Lupus, the Heart and Lungs

This site is intended for healthcare professionals as a useful source of information on the diagnosis, treatment and support of patients with lupus and related connective tissue diseases.

The heart

The heart can be affected in a variety of different ways in lupus involving the pericardium, the myocardium, the endocardium and the coronary arteries, as below:-
• Pericarditis is the most common heart abnormality in lupus, presenting in up to 45% of patients.
• Pericardial effusions can present with symptoms of sub-sternal pain and Breathlessness.
• Myocarditis is less common, presenting in approximately 10% of patients Clinical symptoms of bradycardia and/or tachycardia, breathlessness and palpitations are common sometimes with signs of congestive heart failure.

There is evidence of increasing risk factors for accelerated atherosclerosis in lupus that may predispose to atherosclerosis plaque formation. Young women with lupus are more susceptible, especially those from Afro-Caribbean and African backgrounds. Close control of cholesterol on a yearly basis is essential and treatment with statins is often needed especially in patients with disease. The increased incidence of atherosclerosis in some lupus patients can be considered in part to be related to steroid use that may in turn lead to obesity, hypertension, glucose intolerance and hypercholesterolemia. Ideal target ranges are seen below:-


Important lifestyle advice includes attention to modifiable risk factors such as:
• Eating a healthy balanced diet, one that is low in sugar and fat and high in fibre, with plenty of vegetables and whole-grain foods.
• Controlling weight and blood pressure.
• Regular daily exercise.
• Smoking should be avoided and stopped as soon as possible as this significantlycontributes to the risks of heart disease and cancers, especially lung cancers, and overall health will improve.
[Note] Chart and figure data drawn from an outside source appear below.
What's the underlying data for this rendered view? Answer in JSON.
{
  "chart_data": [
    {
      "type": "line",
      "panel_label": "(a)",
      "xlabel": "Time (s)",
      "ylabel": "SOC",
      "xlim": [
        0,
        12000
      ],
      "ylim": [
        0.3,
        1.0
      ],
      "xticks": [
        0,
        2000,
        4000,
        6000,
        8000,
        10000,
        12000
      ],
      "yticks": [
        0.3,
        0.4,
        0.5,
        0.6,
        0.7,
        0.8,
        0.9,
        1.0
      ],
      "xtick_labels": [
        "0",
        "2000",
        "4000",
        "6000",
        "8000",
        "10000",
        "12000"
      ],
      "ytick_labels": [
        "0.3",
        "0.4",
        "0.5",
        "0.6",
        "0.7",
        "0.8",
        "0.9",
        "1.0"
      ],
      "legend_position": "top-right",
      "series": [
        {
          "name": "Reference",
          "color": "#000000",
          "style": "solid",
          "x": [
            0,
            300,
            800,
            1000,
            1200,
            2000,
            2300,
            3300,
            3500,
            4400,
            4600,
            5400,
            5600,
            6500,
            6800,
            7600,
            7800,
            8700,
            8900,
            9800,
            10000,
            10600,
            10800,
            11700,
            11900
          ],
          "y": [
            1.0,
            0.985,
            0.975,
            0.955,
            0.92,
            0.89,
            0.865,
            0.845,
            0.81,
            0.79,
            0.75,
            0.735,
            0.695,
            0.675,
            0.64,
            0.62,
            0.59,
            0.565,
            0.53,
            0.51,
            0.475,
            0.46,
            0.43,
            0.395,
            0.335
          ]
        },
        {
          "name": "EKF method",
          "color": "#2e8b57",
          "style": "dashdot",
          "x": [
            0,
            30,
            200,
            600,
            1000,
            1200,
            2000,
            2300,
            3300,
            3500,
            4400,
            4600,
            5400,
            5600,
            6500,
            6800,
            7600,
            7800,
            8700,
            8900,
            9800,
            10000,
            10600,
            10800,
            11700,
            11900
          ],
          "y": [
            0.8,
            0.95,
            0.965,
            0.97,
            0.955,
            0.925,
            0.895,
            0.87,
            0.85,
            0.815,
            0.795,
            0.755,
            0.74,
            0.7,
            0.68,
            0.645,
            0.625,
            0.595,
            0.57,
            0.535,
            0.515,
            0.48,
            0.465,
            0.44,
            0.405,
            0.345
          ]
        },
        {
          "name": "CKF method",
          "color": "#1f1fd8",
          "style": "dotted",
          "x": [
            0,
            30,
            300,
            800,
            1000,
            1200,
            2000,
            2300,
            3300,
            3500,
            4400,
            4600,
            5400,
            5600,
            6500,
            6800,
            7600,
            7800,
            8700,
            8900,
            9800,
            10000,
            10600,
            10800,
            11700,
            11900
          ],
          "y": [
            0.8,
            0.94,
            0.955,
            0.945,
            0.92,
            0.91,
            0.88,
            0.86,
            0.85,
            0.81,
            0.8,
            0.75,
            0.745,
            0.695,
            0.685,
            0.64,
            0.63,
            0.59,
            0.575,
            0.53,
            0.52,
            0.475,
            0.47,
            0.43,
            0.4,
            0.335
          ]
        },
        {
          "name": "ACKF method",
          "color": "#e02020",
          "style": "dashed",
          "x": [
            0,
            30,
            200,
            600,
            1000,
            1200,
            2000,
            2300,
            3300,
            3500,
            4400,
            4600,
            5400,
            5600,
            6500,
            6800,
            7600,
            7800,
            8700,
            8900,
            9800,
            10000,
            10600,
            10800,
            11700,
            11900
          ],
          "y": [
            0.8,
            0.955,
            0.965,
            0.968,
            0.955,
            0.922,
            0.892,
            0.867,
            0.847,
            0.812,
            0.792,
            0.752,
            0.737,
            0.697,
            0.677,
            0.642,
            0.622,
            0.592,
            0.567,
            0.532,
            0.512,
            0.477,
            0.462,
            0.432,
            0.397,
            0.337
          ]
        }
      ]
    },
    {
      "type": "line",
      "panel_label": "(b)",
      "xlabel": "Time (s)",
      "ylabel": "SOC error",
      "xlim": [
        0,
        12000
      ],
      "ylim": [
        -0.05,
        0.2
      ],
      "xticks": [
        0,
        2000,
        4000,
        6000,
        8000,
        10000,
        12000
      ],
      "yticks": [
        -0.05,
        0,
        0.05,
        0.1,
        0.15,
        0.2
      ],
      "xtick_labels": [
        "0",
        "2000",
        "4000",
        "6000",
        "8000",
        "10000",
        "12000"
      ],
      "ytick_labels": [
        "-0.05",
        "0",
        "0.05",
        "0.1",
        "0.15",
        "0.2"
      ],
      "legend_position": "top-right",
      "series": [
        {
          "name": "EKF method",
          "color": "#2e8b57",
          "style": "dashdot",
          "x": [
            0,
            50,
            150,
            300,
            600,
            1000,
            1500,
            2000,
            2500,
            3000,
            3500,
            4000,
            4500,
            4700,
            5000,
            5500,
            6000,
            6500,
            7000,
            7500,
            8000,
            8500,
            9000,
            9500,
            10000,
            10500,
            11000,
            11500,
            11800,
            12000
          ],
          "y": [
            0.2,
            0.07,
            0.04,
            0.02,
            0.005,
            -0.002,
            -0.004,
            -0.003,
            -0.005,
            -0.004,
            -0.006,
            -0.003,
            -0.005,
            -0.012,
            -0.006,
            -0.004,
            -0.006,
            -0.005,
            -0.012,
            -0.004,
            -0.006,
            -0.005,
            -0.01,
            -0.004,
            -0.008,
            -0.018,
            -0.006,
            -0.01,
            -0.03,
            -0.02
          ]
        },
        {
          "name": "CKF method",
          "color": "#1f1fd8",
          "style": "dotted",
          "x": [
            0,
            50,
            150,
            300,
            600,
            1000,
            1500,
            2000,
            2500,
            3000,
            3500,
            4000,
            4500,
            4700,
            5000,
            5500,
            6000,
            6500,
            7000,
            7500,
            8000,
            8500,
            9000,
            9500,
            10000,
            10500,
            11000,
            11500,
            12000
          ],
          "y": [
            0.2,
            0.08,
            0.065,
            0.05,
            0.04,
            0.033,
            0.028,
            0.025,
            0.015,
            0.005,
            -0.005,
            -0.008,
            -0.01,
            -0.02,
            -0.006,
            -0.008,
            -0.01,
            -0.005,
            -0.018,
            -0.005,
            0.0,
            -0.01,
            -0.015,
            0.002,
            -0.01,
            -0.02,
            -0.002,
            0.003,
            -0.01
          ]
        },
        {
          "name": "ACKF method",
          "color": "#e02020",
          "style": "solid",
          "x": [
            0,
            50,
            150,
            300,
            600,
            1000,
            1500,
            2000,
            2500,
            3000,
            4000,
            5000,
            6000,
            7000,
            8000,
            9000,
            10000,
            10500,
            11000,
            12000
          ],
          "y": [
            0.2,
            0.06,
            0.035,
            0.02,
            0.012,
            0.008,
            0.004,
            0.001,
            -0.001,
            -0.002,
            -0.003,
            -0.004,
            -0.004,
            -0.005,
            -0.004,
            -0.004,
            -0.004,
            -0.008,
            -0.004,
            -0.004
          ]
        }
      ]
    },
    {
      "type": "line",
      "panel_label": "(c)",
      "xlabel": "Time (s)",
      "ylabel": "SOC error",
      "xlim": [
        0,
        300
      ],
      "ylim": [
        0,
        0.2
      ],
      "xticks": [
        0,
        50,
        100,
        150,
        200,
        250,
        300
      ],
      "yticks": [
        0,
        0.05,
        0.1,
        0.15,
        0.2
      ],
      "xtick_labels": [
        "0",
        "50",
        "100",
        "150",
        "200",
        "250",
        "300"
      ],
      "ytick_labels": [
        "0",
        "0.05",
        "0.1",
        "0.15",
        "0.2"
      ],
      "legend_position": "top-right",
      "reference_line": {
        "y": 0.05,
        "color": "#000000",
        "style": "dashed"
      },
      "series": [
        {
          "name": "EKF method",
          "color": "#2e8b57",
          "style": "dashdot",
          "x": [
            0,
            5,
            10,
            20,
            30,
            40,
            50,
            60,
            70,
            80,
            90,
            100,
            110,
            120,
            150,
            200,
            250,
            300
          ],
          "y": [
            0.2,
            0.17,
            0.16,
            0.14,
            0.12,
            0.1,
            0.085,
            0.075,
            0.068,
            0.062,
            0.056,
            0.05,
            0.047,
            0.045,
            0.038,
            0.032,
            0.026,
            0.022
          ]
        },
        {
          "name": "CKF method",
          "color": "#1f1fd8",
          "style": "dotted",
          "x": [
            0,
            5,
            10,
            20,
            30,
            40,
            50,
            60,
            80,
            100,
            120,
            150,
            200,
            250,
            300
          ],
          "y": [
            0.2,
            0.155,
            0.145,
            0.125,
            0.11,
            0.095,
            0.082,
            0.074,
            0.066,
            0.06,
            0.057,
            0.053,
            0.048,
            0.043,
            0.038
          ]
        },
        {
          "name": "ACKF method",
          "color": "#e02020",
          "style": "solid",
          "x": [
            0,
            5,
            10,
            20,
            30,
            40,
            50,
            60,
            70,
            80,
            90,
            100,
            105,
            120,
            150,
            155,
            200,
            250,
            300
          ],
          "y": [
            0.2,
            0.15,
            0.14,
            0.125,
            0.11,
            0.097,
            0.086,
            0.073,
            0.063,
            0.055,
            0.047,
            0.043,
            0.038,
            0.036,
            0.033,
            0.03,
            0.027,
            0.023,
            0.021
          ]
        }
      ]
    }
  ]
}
Hydroxychloroquine has been shown to provide cardio-protection so should be considered where appropriate. If there is clinical suspicion of active lupus leading to inflammatory response, then immunosuppressives should be considered to improve outcomes.

The lungs

Lupus can cause a number of acute and chronic lung diseases that include:-
• Pleural disease: Up to 60% present with pleuritic chest pain, some associated with pleural effusion. This can be complicated by infection which should be treated quickly to prevent complications developing.
• Pulmonary embolism: Sudden onset pleuritic chest pain with dyspnoea should be investigated for existence of pulmonary emboli. Thromboembolic events are increased in those who carry the antiphospholipid antibodies and those diagnosed with antiphospholipid syndrome. Patients should be
rapidly assessed and anticoagulated pending further investigations such as CT-PA scanning.
• Acute pneumonitis: This has been reported in up to 9% of lupus patients with symptoms of fever, pleuritic chest pain, dyspnoea and cough. Chest x-ray may show inner zone alveolar infiltrates, elevated diaphragm or pleural effusion.
• Acute alveolar haemorrhage: this can present in a similar way to acute pneumonitis and may represent the same spectrum of disease. This is rare and can be life threatening.
• Interstitial lung Disease: this can be sub-acute as a bronchiolitis obliterans or chronic active inflammation. When ‘ground glass’ focal alveolar opacities are noted, treatment with steroids and immunosuppression can be effective.
• ‘Shrinking lung’ was first described in 1965, and possibly relates to respiratory muscle weakness (predominately the diaphragm) caused by an unknown myopathic process. This remains a rare presentation but like the other manifestations responds to immunosuppression if treated promptly

Lupus and Pulmonary Hypertension

Pulmonary hypertension is defined as an elevated mean pulmonary arterial pressure > or = 25mmHg at rest by right heart catheterisation, and can be primary or secondary to other lung conditions such as interstitial lung disease or pulmonary embolism. Due to lack of reliable research data and the prognostic implications, a disease entry “PH on exercise” cannot be defined and should not be used. Whilst pulmonary hypertension (PH) is seen more frequently as a secondary complication of scleroderma it can be seen in lupus especially in those with antiphospholipid syndrome. The gold standard treatment includes referral to a specialist pulmonary hypertension designated national centre where examination of both right and left heart is assessed by cardiac catheterisation, in combination with pulmonary assessment to ensure the best outcome.

The prognosis for people with lupus and pulmonary hypertension is much better than in other connective tissue diseases like scleroderma. In lupus, there can be an inflammatory component that responds to steroids and immunosuppression.
Treatment options for pulmonary hypertension have improved with specialist management from designated national centres who often run satellite clinics in peripheral areas. Current treatment options include endothelial-receptor antagonists, phosphodiesterase type-5 inhibitors (sildenafil), diuretics, anticoagulants and epoprostenol (given subcutaneously or intravenously via a pump) for its potent vasodilator effects. Specialist treatment options have, and continue to, significantly improve outcomes.